Annette Peacock - "Sky-skating" (1982)

The jazz world's most peculiar inhabitant has made some of the most profound music that has served to recontruct both the borders of rock and jazz -- and our ideas of how music can evolve and be defined.

Annette Peacock was an anomaly to begin with. From the start of her career, the artist took a conceptualized approach to her music so extreme she was left marginalized on the outskirts of an otherwise thriving musical culture. It wasn't such a bad place to be as Peacock often took stock from an observational distance, pulling from the necessary influences of popular music that would help to ground her in the public's conscience and, yet, still allow her to indulge in the more personal explorations of her multi-layered art. One of the very first artists to experiment with the Moog, a groundbreaking piece of technology that helped to give birth to electronic music, the artist created soundscapes that were unheard of. True to her name, Peacock was an odd bird.

Her choice of musical expression was jazz and its open, improvisational nature would free her from the constrictive structure of the pop/rock format. Musically, Peacock aimed at both the feet and the heart in a bid to move the listeners with cosmic grooves whilst taking them on a surreal, emotional journey that would explore the concaves of poetic nuance.

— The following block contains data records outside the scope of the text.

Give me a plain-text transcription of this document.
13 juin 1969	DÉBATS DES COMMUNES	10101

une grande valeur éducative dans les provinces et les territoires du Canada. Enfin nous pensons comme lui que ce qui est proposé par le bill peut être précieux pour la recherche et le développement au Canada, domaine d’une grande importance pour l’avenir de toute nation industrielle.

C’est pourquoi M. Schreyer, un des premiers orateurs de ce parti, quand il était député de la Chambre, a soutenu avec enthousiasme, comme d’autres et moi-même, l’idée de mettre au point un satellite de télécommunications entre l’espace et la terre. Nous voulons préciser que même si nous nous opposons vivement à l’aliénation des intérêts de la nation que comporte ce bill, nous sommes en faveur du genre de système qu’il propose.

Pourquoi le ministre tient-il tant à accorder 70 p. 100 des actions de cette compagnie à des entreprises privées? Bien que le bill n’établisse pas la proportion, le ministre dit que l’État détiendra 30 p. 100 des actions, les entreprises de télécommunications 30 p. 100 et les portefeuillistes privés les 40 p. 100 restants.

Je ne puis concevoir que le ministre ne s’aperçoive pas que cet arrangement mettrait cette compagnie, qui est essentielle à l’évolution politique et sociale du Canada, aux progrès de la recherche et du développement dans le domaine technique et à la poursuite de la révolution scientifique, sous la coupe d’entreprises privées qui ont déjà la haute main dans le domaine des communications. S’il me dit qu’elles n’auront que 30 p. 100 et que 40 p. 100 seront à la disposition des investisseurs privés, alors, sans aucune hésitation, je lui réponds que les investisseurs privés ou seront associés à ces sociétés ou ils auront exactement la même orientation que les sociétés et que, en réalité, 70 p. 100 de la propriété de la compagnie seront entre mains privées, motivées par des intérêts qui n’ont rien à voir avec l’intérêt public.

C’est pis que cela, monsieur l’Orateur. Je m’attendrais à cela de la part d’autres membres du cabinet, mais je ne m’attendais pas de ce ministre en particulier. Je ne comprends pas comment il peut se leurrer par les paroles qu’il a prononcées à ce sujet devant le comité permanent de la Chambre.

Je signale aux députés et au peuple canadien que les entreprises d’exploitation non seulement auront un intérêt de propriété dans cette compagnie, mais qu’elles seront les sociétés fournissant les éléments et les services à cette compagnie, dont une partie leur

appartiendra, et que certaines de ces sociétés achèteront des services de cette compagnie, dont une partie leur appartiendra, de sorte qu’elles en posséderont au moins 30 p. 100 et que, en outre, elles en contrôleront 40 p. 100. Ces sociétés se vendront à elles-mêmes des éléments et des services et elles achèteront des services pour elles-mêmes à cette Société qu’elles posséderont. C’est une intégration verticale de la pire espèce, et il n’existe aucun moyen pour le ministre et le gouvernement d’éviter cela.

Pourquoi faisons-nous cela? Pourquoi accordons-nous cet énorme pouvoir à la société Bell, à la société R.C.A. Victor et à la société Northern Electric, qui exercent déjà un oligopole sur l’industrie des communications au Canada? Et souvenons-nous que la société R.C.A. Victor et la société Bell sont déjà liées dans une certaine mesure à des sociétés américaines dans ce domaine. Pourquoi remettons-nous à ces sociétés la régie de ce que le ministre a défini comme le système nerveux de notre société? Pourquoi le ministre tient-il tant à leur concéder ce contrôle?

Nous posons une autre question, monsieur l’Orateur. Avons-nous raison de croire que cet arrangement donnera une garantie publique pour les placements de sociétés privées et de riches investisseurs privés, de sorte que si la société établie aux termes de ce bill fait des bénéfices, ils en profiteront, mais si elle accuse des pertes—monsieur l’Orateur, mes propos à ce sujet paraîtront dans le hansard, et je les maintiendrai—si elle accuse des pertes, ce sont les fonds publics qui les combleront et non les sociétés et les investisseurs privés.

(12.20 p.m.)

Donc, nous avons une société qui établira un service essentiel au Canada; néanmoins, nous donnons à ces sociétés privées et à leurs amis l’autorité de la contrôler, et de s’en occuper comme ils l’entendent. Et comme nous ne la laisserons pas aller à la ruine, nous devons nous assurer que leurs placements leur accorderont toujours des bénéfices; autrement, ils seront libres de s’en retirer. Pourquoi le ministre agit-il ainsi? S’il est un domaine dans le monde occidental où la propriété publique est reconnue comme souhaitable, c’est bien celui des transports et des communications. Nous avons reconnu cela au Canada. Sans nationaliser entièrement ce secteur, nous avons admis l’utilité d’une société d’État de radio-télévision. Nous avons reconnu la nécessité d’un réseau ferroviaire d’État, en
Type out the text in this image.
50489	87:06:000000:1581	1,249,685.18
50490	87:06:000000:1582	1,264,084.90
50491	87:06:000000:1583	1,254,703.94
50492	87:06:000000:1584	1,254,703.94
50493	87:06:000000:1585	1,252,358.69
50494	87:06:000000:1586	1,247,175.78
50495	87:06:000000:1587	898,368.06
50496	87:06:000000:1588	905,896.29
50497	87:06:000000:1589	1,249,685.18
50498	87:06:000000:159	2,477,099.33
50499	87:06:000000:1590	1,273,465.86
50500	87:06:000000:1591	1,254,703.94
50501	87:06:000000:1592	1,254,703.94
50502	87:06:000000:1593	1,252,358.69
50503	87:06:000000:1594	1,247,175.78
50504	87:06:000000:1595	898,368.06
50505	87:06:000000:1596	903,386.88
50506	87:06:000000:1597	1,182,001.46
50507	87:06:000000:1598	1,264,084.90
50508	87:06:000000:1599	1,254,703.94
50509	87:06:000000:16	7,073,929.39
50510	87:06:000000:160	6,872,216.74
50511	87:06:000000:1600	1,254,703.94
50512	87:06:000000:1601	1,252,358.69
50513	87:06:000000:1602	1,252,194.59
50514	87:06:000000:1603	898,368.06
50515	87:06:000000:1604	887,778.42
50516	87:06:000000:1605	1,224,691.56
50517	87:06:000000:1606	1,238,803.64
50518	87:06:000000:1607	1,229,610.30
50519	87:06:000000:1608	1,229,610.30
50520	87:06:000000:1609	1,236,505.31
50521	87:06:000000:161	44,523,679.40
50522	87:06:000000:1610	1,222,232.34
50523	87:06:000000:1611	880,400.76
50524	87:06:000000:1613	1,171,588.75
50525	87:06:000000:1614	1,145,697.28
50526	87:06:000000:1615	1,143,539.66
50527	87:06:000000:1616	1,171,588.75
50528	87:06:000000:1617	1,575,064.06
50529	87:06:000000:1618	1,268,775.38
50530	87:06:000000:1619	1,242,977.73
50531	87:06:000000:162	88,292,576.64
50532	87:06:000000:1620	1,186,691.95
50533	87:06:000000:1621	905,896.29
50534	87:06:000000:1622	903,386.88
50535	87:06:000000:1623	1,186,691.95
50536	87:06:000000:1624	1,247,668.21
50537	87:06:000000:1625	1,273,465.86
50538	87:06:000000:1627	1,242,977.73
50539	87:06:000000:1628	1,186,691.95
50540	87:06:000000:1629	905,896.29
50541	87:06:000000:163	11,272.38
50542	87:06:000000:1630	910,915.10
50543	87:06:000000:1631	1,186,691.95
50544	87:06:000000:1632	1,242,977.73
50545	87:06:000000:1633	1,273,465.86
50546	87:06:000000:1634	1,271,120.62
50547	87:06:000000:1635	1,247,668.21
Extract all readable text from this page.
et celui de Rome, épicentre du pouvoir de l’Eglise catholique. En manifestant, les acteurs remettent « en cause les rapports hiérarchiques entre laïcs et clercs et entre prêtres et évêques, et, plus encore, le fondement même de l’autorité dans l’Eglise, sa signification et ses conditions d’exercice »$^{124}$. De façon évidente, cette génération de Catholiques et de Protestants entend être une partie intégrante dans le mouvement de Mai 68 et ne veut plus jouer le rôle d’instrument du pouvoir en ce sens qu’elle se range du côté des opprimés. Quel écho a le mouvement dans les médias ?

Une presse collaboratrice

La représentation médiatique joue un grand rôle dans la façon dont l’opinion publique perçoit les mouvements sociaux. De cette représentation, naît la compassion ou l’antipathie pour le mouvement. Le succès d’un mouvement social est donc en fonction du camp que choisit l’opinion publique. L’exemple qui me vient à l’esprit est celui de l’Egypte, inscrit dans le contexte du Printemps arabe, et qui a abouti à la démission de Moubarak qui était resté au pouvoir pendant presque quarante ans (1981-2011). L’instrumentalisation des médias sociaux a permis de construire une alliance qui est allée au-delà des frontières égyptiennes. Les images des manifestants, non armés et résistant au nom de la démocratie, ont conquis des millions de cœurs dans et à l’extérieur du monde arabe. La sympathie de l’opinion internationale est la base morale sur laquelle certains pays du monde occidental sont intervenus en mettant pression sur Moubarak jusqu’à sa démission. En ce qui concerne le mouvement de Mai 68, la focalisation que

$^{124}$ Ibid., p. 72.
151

Known mostly in jazz circles, Peacock has often sought inspiration outside the perimeters of jazz, borrowing from hip-hop, blues, electronica and rock in a constant effort to reconceptualize her art again and again with each passing generation. If Peacock is the first to arrive on the burgeoning scene of musical invention, then she is also the first to leave, never fully satisfied with merely championing newfound ground than she is in exploring musical horizons that lie just beyond the banks of our collective imagination.

From the blustery head-storm of I'm the One to the warm, sensuous pull of 31:31, Peacock's music is full of intrigue and mystery, each work revealing labyrinthine surprises that are as unnerving as they are erotic.

Sample this track, here, from her impressive 1982 release, Sky-skating, an album that expanded upon the artist’s love of electronic music and boldly explored musical terrain few artists at the time dared to go. The album’s title-track is an airy affair of cool, billowing atmosphere and clever wordplay. In the farthest reaches of the song you can hear the faint murmurs of jazz as the electronic elements take centre stage.